PROTECTING FREE EXPRESSION

The most immediate threat to civil liberties in America is the notion the subjective feelings should be protected by government power. There is presently a campaign to purge both public and private discourse of "offensive" speech and images, and to limit expression based solely on the potential emotional response of the audience. This is not merely a question of interpretation regarding freedom of speech; it is fundamentally an issue of the appropriate use of govenrment force in regulating discourse.

There is no right to not be offended. There is no valid governmental authority that would protect an individual from the expression of another. There is, however, and this must be repeated as clearly as possible, a right to engage in offensive expression. This is true even if such expression is for the sole purpose of causing offense.
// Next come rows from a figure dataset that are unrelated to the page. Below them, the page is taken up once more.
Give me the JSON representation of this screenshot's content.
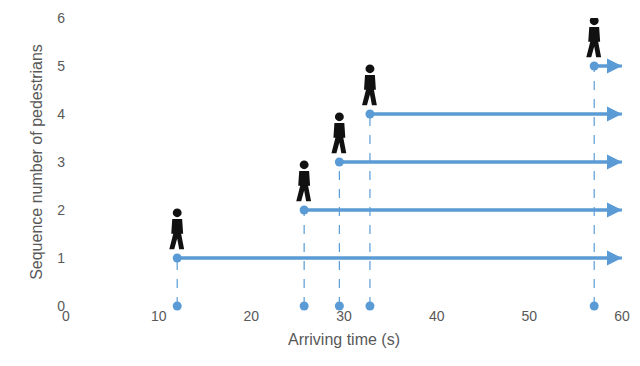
{
  "chart_data": {
    "type": "scatter",
    "x_label": "Arriving time (s)",
    "y_label": "Sequence number of pedestrians",
    "x": [
      12,
      25.7,
      29.5,
      32.8,
      57
    ],
    "values": [
      1,
      2,
      3,
      4,
      5
    ],
    "color": "#5b9bd5",
    "xlim": [
      0,
      60
    ],
    "xticks": [
      0,
      10,
      20,
      30,
      40,
      50,
      60
    ],
    "ylim": [
      0,
      6
    ],
    "yticks": [
      0,
      1,
      2,
      3,
      4,
      5,
      6
    ],
    "grid": false
  }
}
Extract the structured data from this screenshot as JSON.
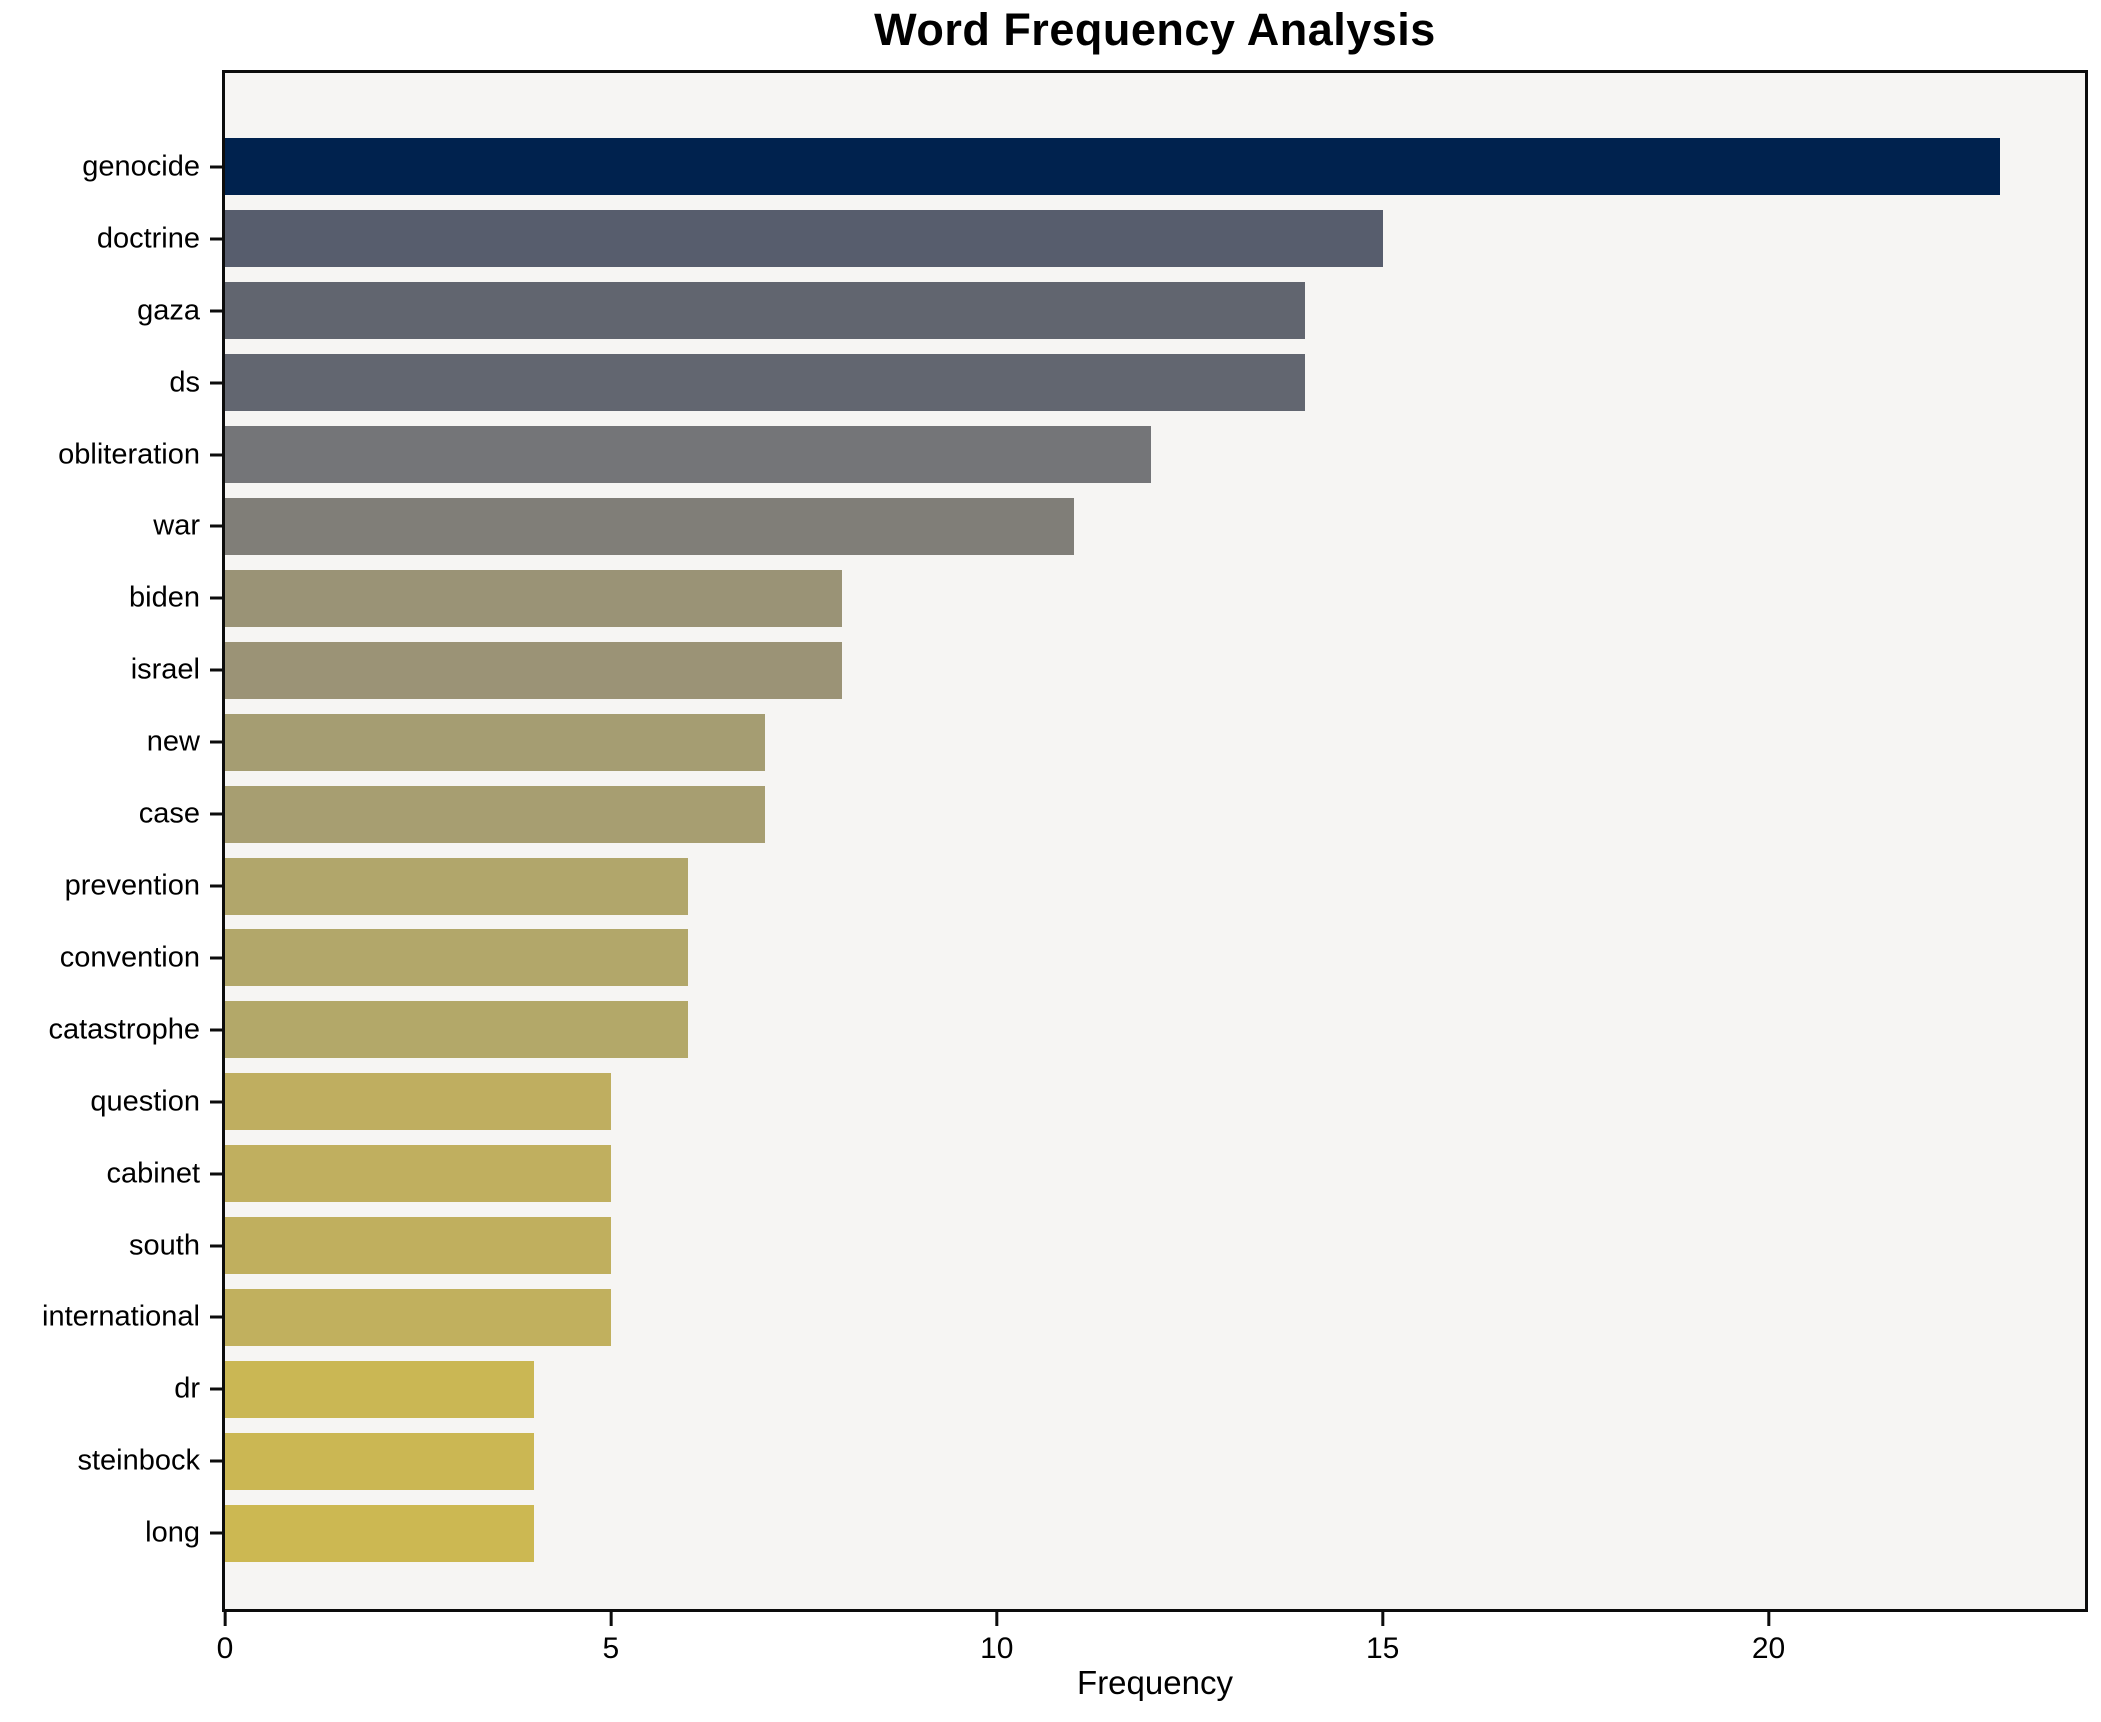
{
  "chart_data": {
    "type": "bar",
    "orientation": "horizontal",
    "title": "Word Frequency Analysis",
    "xlabel": "Frequency",
    "ylabel": "",
    "grid": false,
    "legend": "none",
    "xlim": [
      0,
      24.1
    ],
    "xticks": [
      0,
      5,
      10,
      15,
      20
    ],
    "categories": [
      "genocide",
      "doctrine",
      "gaza",
      "ds",
      "obliteration",
      "war",
      "biden",
      "israel",
      "new",
      "case",
      "prevention",
      "convention",
      "catastrophe",
      "question",
      "cabinet",
      "south",
      "international",
      "dr",
      "steinbock",
      "long"
    ],
    "values": [
      23,
      15,
      14,
      14,
      12,
      11,
      8,
      8,
      7,
      7,
      6,
      6,
      6,
      5,
      5,
      5,
      5,
      4,
      4,
      4
    ],
    "bar_colors": [
      "#00224e",
      "#575d6d",
      "#61656f",
      "#626670",
      "#747578",
      "#807e78",
      "#9a9376",
      "#9b9376",
      "#a59d72",
      "#a79e71",
      "#b1a66b",
      "#b2a76a",
      "#b3a869",
      "#bfae60",
      "#c0af5f",
      "#c0af5e",
      "#c1b05e",
      "#cab754",
      "#cbb753",
      "#ccb852"
    ],
    "colors": {
      "figure_bg": "#ffffff",
      "axes_bg": "#f6f5f3",
      "spine": "#0c0c0c",
      "text": "#000000"
    }
  }
}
Refraining from injuring or offending the subjective sensibilities of others is a matter of manners and good character, not a proper invocation of the police power. The government has no legitimate interest in the impossible task of guarding against hurt feelings, regardless of whether one perceives insult based on race, religion, sexual orientation, political affiliation or any other grounds. Free expression is more important than individual feelings.

The legal actions for libel and slander protect reputation, not feelings. There is no such thing as objectively offensive because offense is subjective. Regulations, such as the odious speech codes that afflict college campuses, that seek to guard subjective sensitivities have an ever-changing object, and thus lose one of the main benefits of having regulations and laws: predictability in application.

Defense of civil rights necessarily entails defending the unpopular and even repugnant, and this is true in the case of offensive speech. Institutions cannot be guarantors of our feelings; they only cause harm and injustice when they try to be. There is something quite insidious and corrosive about an institution forcing someone to defend his thoughts against a charge that someone's feelings were hurt by them.